The actress and screenwriter Zoe Kazan, who reminds no one of Lindsay Lohan, said to me over the phone this week, “Normally, when actors start talking about how hard their job is”—she paused to allow me to imagine her eye-roll—“I’m like, ‘Okay, please don’t talk about that.’” She would, however, likely give young LiLo a pass. Kazan, 30, now knows firsthand the unusual challenge of playing twins onscreen. In her new film The Pretty One (in theaters February 7th), directed by newcomer Jenée LaMarque, Kazan takes on the starring roles of Laurel and Audrey, twin sisters who could not be more different.
“It was so hard,” she said. “The way we did the doubling wasn’t much different from the way they did it on The Parent Trap. Basically, we had to do everything twice, so for each take I had to match my eye-line to the previous one. I was just trying to hit my mark exactly right. I felt more like a gymnast.” Or, she added, like a concert pianist. Or as though she were constantly solving a never-ending geometry problem. What came more naturally to Kazan, as it always seems to, was the finely-tuned way she moved between the twins’ differing emotional wavelengths. “As an actress, that’s what you sign up for. That’s the juicy part of project like this.”
In The Pretty One, Kazan appears onscreen first as Laurel, a young woman whose development was arrested by the unexpected death of her mother. She still lives at home in the country with her father; she wears her dead mother’s housedresses and a hairstyle that might be described as Laura Ingalls Wilder-after-a-tornado. Her sister Audrey, with her glossy bob and fashionable frocks, lives in the big city. When she returns to celebrate their joint birthday, Laurel and Audrey get into a car accident. Audrey dies, but in the aftermath everyone mistakes Laurel for her sister, thinking it was Laurel who passed away. Having long envied her dynamic, more sought-after twin—Audrey was always “the pretty one”—Laurel lets them keep thinking just that. She tries on Audrey’s clothes, and then eventually her entire life, getting involved with Audrey’s likable neighbor (Jake Johnson, of New Girl) and an older man with whom Audrey had been carrying on an affair (Ron Livingston). “As extreme as Laurel’s choices are,” Kazan said, “people do try to reinvent themselves all the time. And they do all kinds of crazy shit when they’re in mourning.”

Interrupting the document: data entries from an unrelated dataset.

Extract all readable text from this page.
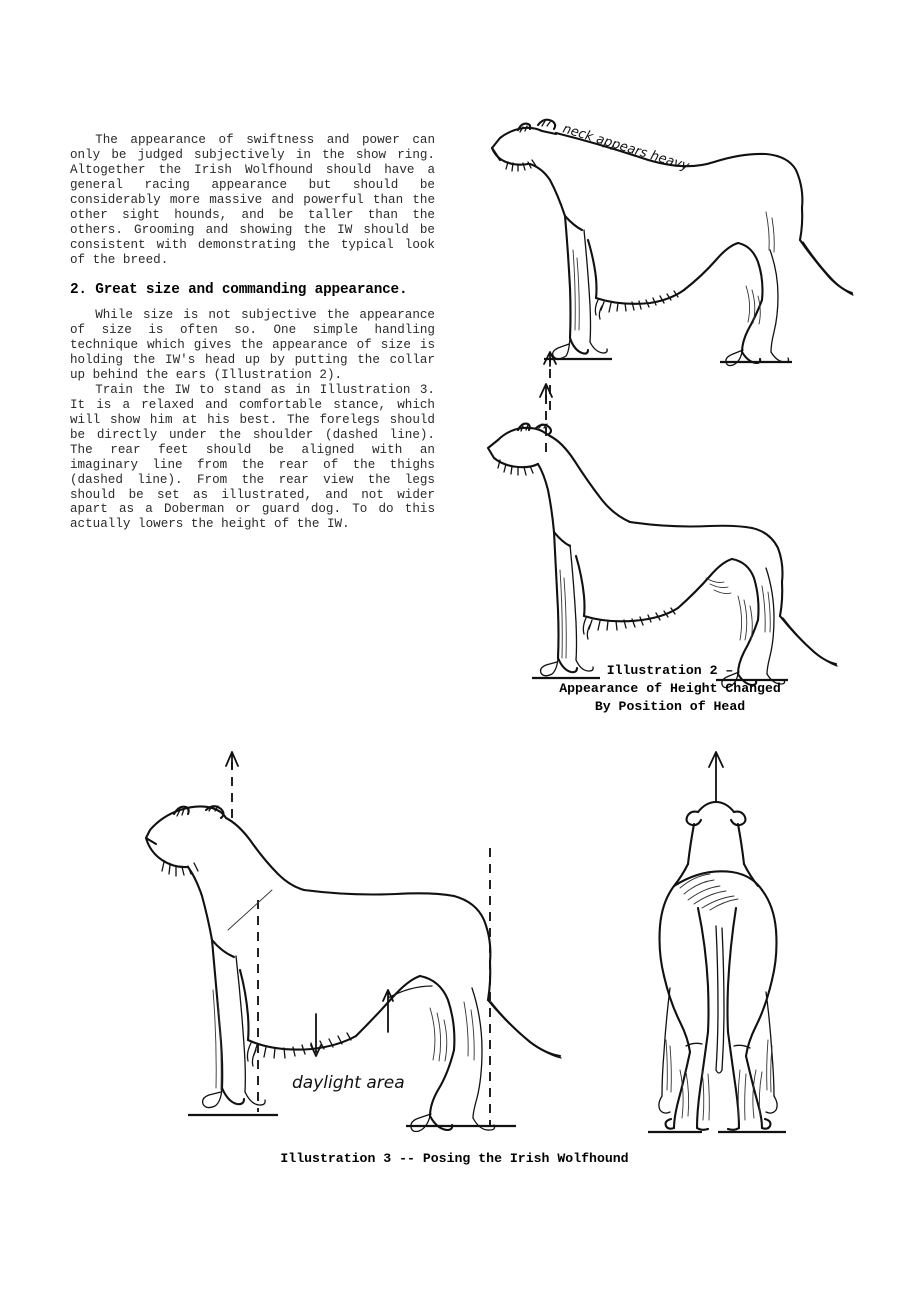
The appearance of swiftness and power can only be judged subjectively in the show ring. Altogether the Irish Wolfhound should have a general racing appearance but should be considerably more massive and powerful than the other sight hounds, and be taller than the others. Grooming and showing the IW should be consistent with demonstrating the typical look of the breed.

2. Great size and commanding appearance.

While size is not subjective the appearance of size is often so. One simple handling technique which gives the appearance of size is holding the IW's head up by putting the collar up behind the ears (Illustration 2).

Train the IW to stand as in Illustration 3. It is a relaxed and comfortable stance, which will show him at his best. The forelegs should be directly under the shoulder (dashed line). The rear feet should be aligned with an imaginary line from the rear of the thighs (dashed line). From the rear view the legs should be set as illustrated, and not wider apart as a Doberman or guard dog. To do this actually lowers the height of the IW.

neck appears heavy
Illustration 2 –
Appearance of Height Changed
By Position of Head
daylight area
Illustration 3 -- Posing the Irish Wolfhound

With its macabre tone and storybook art direction, the film feels like a melancholic, modern fairytale. “It reminds me a little of Edward Scissorhands,” said Kazan. Her performance, I pointed out, also brings to mind There Will Be Blood, in which Paul Dano, Kazan’s longtime boyfriend, plays twin brothers. “Oh my god!” she cried. “I’ve literally never had that thought before now. Paul and I have certainly never discussed it.” She laughed. “I’m going to tell him when he gets home.”